Padahal, industri sawit juga dianggap mampu menekan angka kemiskinan. 

Rep: Ali Mansur / Red: Agus Yulianto
Buruh kerja memanen kelapa sawit di perkebunan.
Foto: Antara/Yulius Satria Wijaya
Buruh kerja memanen kelapa sawit di perkebunan.

REPUBLIKA.CO.ID, JAKARTA -- Direktur Penghimpunan Dana Badan Pengelola Dana Perkebunan Kelapa Sawit (BPDPKS), Sunari menilai, industri sawit Tanah Air diharapkan mampu menyerap lebih banyak tenaga kerja. Di samping itu industri sawit juga dianggap mampu menekan angka kemiskinan dan menciptakan alternatif energi yang lebih ramah lingkungan. 

"Kami di BPDPKS sedang berusaha mendorong percepatan peremajaan sawit rakyat. Data kami juga menunjukan ada 4,2 juta pekerja yang diserap oleh industri sawit secara langsung dan 12,2 juta pekerja yang diserap secara tidak langsung," ujar Sunari dalam keterangannya, Senin (3/8).

Di samping itu, kata Sunari, sawit juga mampu menjadi alat untuk mencapai Sustainable Development Goals (SDGs), yang mampu menekan angka kemiskinan serta menciptakan energi alternatif yang ramah lingkungan. Menurutnya, sawit dapat mereduksi karbon dan menjadi ekosistem bagi flora dan fauna. 
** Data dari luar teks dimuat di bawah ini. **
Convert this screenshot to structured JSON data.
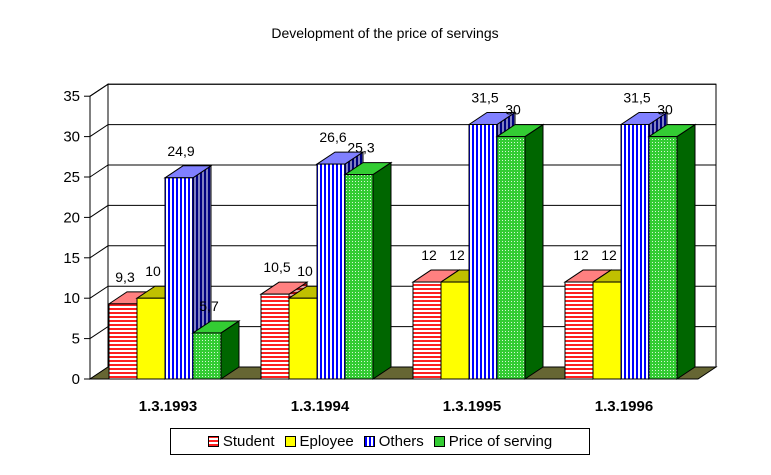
{
  "chart_data": {
    "type": "bar",
    "title": "Development of the price of servings",
    "categories": [
      "1.3.1993",
      "1.3.1994",
      "1.3.1995",
      "1.3.1996"
    ],
    "series": [
      {
        "name": "Student",
        "values": [
          9.3,
          10.5,
          12,
          12
        ],
        "labels": [
          "9,3",
          "10,5",
          "12",
          "12"
        ],
        "color": "#ff3333",
        "pattern": "horizontal-stripes"
      },
      {
        "name": "Eployee",
        "values": [
          10,
          10,
          12,
          12
        ],
        "labels": [
          "10",
          "10",
          "12",
          "12"
        ],
        "color": "#ffff00",
        "pattern": "solid"
      },
      {
        "name": "Others",
        "values": [
          24.9,
          26.6,
          31.5,
          31.5
        ],
        "labels": [
          "24,9",
          "26,6",
          "31,5",
          "31,5"
        ],
        "color": "#0000ff",
        "pattern": "vertical-stripes"
      },
      {
        "name": "Price of serving",
        "values": [
          5.7,
          25.3,
          30,
          30
        ],
        "labels": [
          "5,7",
          "25,3",
          "30",
          "30"
        ],
        "color": "#33cc33",
        "pattern": "dotted"
      }
    ],
    "ylim": [
      0,
      35
    ],
    "yticks": [
      "0",
      "5",
      "10",
      "15",
      "20",
      "25",
      "30",
      "35"
    ],
    "xlabel": "",
    "ylabel": "",
    "grid": true,
    "legend_position": "bottom"
  }
}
Asosiasi Pengusaha Kelapa Sawit Indonesia (APKASINDO) Amrul Khoiri menjelaskan tentang kurangnya pengetahuan petani sawit terhadap benih dan regulasi. Dia juga memaparkan temuan data bahwa di tahun 2019, Perkebunan Sawit Indonesia menghasilkan 34,71 Juta Ton sawit yang kemudian mendatangkan devisa sebesar 23 milyar dolar Amerika. 
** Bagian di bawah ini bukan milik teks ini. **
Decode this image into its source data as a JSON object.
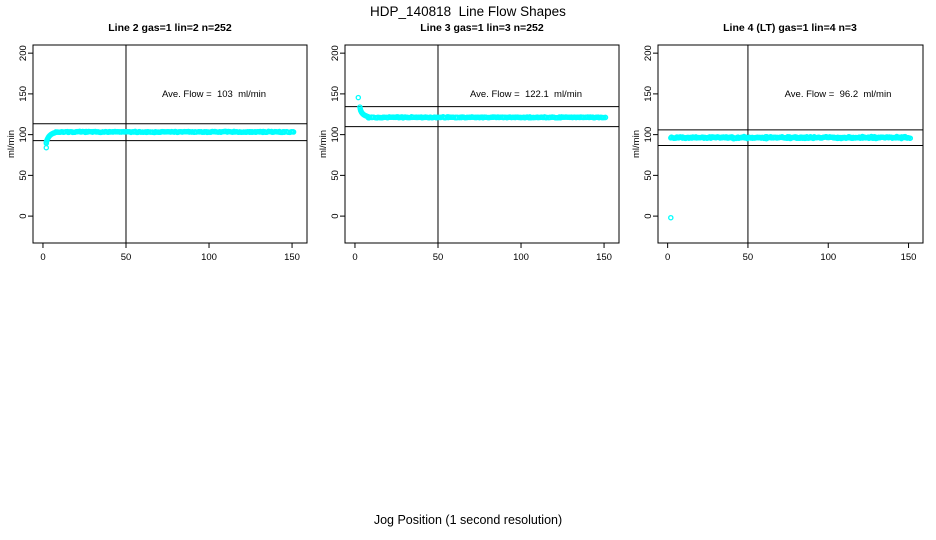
{
  "point_color": "#00FFFF",
  "axis_color": "#000000",
  "background_color": "#FFFFFF",
  "chart_data": {
    "type": "scatter",
    "title": "HDP_140818  Line Flow Shapes",
    "xlabel": "Jog Position (1 second resolution)",
    "ylabel": "ml/min",
    "xlim": [
      -6,
      159
    ],
    "ylim": [
      -33,
      210
    ],
    "xticks": [
      0,
      50,
      100,
      150
    ],
    "yticks": [
      0,
      50,
      100,
      150,
      200
    ],
    "grid": false,
    "legend": "none",
    "panels": [
      {
        "title": "Line 2 gas=1 lin=2 n=252",
        "annotation": "Ave. Flow =  103  ml/min",
        "ave_flow": 103,
        "n": 252,
        "vline_x": 50,
        "hlines": [
          113.3,
          92.7
        ],
        "outliers": [
          [
            2,
            84
          ]
        ],
        "transient": [
          [
            2,
            89.5
          ],
          [
            2,
            91
          ],
          [
            2.3,
            92.5
          ],
          [
            2.6,
            94
          ],
          [
            2.9,
            95.3
          ],
          [
            3.2,
            96.4
          ],
          [
            3.5,
            97.4
          ],
          [
            3.9,
            98.4
          ],
          [
            4.3,
            99.2
          ],
          [
            4.7,
            99.9
          ],
          [
            5.1,
            100.5
          ],
          [
            5.6,
            101.1
          ],
          [
            6.1,
            101.6
          ],
          [
            6.6,
            102
          ],
          [
            7.1,
            102.4
          ],
          [
            7.6,
            102.7
          ],
          [
            8.1,
            102.9
          ]
        ],
        "steady": {
          "x_start": 8,
          "x_end": 151,
          "value": 103.3,
          "jitter": 0.7,
          "n": 244
        },
        "seed": 7
      },
      {
        "title": "Line 3 gas=1 lin=3 n=252",
        "annotation": "Ave. Flow =  122.1  ml/min",
        "ave_flow": 122.1,
        "n": 252,
        "vline_x": 50,
        "hlines": [
          134.3,
          109.9
        ],
        "outliers": [
          [
            2,
            145.5
          ]
        ],
        "transient": [
          [
            3,
            133.8
          ],
          [
            3.2,
            131.5
          ],
          [
            3.4,
            129.8
          ],
          [
            3.7,
            128.4
          ],
          [
            4,
            127.3
          ],
          [
            4.3,
            126.4
          ],
          [
            4.7,
            125.5
          ],
          [
            5.1,
            124.8
          ],
          [
            5.5,
            124.2
          ],
          [
            6,
            123.6
          ],
          [
            6.5,
            123.1
          ],
          [
            7,
            122.7
          ],
          [
            7.5,
            122.3
          ],
          [
            8,
            122
          ]
        ],
        "steady": {
          "x_start": 8,
          "x_end": 151,
          "value": 121.2,
          "jitter": 0.7,
          "n": 240
        },
        "seed": 13
      },
      {
        "title": "Line 4 (LT) gas=1 lin=4 n=3",
        "annotation": "Ave. Flow =  96.2  ml/min",
        "ave_flow": 96.2,
        "n": 3,
        "vline_x": 50,
        "hlines": [
          105.8,
          86.6
        ],
        "outliers": [
          [
            2,
            -2
          ]
        ],
        "transient": [],
        "steady": {
          "x_start": 2,
          "x_end": 151,
          "value": 96.4,
          "jitter": 1.5,
          "n": 300
        },
        "seed": 21
      }
    ]
  }
}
"Kelemahan petani sawit kita adalah kurangnya pengetahuan tentang benih dan regulasi. Hal ini tentunya menjadi pekerjaan rumah bagi pemerintah untuk mengedukasi petani sawit kita, agar produksi sawit bisa terus ditingkatkan," ungkap Amrul.

Seharusnya, kata Amrul, dengan devisa sebesar 23 milyar dolar Amerika yang disumbangkan oleh industri sawit kepada Negara, kesejahteraan petani sawit dapat ditingkatkan. Amrul juga menegaskan bahwa APKASINDO sudah lebih dulu berjuang dengan melakukan pencatatan, pendaftaran, pengukuran, serta advokasi lahan-lahan sawit milik rakyat dan milik petani swadaya.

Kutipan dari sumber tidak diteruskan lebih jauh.